Sin embargo, a pesar de los deseos de su padre, el joven quería escribir esas historias y dar libertad a sus pensamientos; como aquel joven prisionero en la mazmorra del palacio de su amada princesa portando el nombre de ella en su bolsillo (llave mágica para ser libre y casarse con ella).
Este joven también se hallaba prisionero en una enorme casa de paredes altas y de ladrillos rojos donde solo contaba con una única ventana al mundo; un único canal de televisión, cuya luz resplandeciente no representaba para su imaginación los paisajes hermosos vistos más allá de esas paredes.
Paisajes visualizados más allá del horizonte, vistos por el joven desde el techo de su casa: bellos parajes ocultos por grandes montañas y un lago inmenso a donde solo su imaginación podía ir y regresar para contarle.
Todo un cumulo de imágenes carente de significado golpeaba la imaginación del joven cuando intentaba ser escritor. Imágenes prisioneras, deseosas de escapar a un mundo más perceptible donde pudieran ser compartidas; pero el escritor no encontraba las palabras adecuadas para darle el significado apropiado a esos pensamientos, sin cometer de pecado de errar al usar el verbo.
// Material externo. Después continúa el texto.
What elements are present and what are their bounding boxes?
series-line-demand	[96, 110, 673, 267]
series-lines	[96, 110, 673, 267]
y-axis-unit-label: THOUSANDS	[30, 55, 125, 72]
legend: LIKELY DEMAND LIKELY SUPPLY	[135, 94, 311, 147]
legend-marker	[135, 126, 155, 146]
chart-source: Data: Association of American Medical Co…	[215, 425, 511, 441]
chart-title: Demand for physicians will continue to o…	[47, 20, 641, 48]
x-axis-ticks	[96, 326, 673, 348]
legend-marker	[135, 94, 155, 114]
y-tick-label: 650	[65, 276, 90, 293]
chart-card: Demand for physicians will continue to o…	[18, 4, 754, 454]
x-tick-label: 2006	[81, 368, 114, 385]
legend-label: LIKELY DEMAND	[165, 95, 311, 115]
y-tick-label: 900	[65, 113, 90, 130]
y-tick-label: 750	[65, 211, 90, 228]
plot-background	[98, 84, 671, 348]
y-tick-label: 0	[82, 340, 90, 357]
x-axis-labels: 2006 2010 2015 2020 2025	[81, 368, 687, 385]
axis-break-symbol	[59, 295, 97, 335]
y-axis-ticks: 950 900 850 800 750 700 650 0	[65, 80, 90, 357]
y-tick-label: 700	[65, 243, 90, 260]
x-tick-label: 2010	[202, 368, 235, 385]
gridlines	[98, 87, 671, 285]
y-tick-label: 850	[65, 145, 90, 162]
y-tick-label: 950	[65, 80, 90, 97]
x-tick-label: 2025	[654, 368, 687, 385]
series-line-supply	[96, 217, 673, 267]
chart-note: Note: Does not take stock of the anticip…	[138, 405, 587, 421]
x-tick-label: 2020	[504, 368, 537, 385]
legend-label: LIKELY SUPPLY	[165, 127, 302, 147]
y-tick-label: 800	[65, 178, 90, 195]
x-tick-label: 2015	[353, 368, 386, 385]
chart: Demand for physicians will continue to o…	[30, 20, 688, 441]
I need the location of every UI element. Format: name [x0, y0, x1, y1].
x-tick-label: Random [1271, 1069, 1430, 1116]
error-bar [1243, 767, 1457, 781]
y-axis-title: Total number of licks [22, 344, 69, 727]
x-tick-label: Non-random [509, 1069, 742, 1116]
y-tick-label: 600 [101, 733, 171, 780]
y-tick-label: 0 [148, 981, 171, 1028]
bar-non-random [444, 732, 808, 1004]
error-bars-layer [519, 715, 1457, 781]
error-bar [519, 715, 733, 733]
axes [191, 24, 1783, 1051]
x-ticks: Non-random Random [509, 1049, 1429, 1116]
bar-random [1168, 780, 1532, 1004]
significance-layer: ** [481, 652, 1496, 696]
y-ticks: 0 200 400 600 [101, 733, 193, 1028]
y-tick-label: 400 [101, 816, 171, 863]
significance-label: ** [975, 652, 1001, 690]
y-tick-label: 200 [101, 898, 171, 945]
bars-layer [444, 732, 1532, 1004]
Aconteció que el joven adolescente decidió escribir sus primeras líneas y las palabras adecuadas no llegaron a su lápiz de grafito dejando tan solo muchas palabras borrosas en montones de hojas abandonadas en un rincón de su habitación; intentó apoderarse de la pluma del escritor, pero la exigencia de su compleja imaginación le impedía encontrar esas palabras adecuadas para mostrar lo que exactamente quería expresar.
El obstáculo del comienzo, la primera palabra que no llegó y, por ende, la oración que espera. Ese rio inmenso por atravesar para continuar la marcha. El joven escritor ha de frenar a su imaginación, que espera tiritando de frio, ese añorado encuentro con el agradable calor de la escritura, la cual se hallaba al otro lado de aquel rio. Y las palabras saltarinas con chispas de ira han de estar molestas por no encontrar un alma sensible quien las leyera.
«¡Qué fácil es hablar sobre las aventuras de ese valiente caballero que trata de liberar a la flor de su intrincado cerco de espinas y qué difícil es escribirlo en el papel!», pensaba el joven ensimismado al tomar el lápiz.